Advertisement

Baja Oil Spill Appears to Pose No U.S. Threat

Share
TIMES STAFF WRITER

The oil slick left after a spill off Baja California began to dissipate Saturday and its remnants did not appear to pose any further danger to the shoreline, Coast Guard officials said Saturday.

The slick, about the size of a football field, was moving south at about half a mile per hour, away from the spot where a pipeline broke as a tanker was pumping oil to an onshore facility. The spill occurred about 1 1/2 miles off the coast near Rosarito, a resort town about 30 miles south of the border.

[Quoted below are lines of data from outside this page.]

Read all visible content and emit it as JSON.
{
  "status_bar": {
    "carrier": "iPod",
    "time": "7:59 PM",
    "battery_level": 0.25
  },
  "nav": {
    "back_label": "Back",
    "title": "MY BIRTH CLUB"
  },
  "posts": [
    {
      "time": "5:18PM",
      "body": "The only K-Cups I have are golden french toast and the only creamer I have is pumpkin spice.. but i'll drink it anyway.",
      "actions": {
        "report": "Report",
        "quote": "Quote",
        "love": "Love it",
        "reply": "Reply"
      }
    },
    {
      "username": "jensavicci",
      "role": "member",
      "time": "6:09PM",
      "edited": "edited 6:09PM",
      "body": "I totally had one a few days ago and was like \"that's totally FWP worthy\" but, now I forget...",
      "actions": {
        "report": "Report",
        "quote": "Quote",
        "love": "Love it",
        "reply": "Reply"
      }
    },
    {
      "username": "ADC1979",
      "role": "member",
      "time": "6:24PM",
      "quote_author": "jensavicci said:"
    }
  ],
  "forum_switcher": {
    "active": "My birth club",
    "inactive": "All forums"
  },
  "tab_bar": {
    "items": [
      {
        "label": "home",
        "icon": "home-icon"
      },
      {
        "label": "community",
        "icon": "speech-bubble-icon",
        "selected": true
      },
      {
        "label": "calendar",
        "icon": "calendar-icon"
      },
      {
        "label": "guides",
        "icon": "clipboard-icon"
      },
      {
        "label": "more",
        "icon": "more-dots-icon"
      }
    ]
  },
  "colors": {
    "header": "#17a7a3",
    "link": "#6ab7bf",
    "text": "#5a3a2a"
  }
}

“It could still move northward, but right now it really looks like it’s going away” from San Diego, said a Coast Guard spokesman.

Advertisement

Still, tar balls of unknown origin washed up on a California beach north of the Tijuana Estuary, which is home to two species of endangered birds. The Coast Guard said it could not tell if the tar came from the spill.

Throughout Saturday, Coast Guard, state Department of Fish and Game and U.S. Fish and Wildlife officials were ready with emergency plans in case the slick invaded U.S. waters, and had a cleanup strategy prepared in case the oil reached the beach.

Free-floating oil did reach a stretch of the sparsely populated beach near Rosarito.

The pipeline failure was reported Thursday afternoon.

The Mexican military, backed by Advanced Cleanup Technologies Inc., a U.S. firm, began working to clean the Mexican beach Friday. Dozens of bags of oil-soaked debris were carted off, and officials hoped that the residue left on the beach will be burned away by the sun.

The cleanup firm worked at soaking up the free-floating oil left in the water, and by Saturday afternoon a spokesman said that only the main slick remained a potential problem.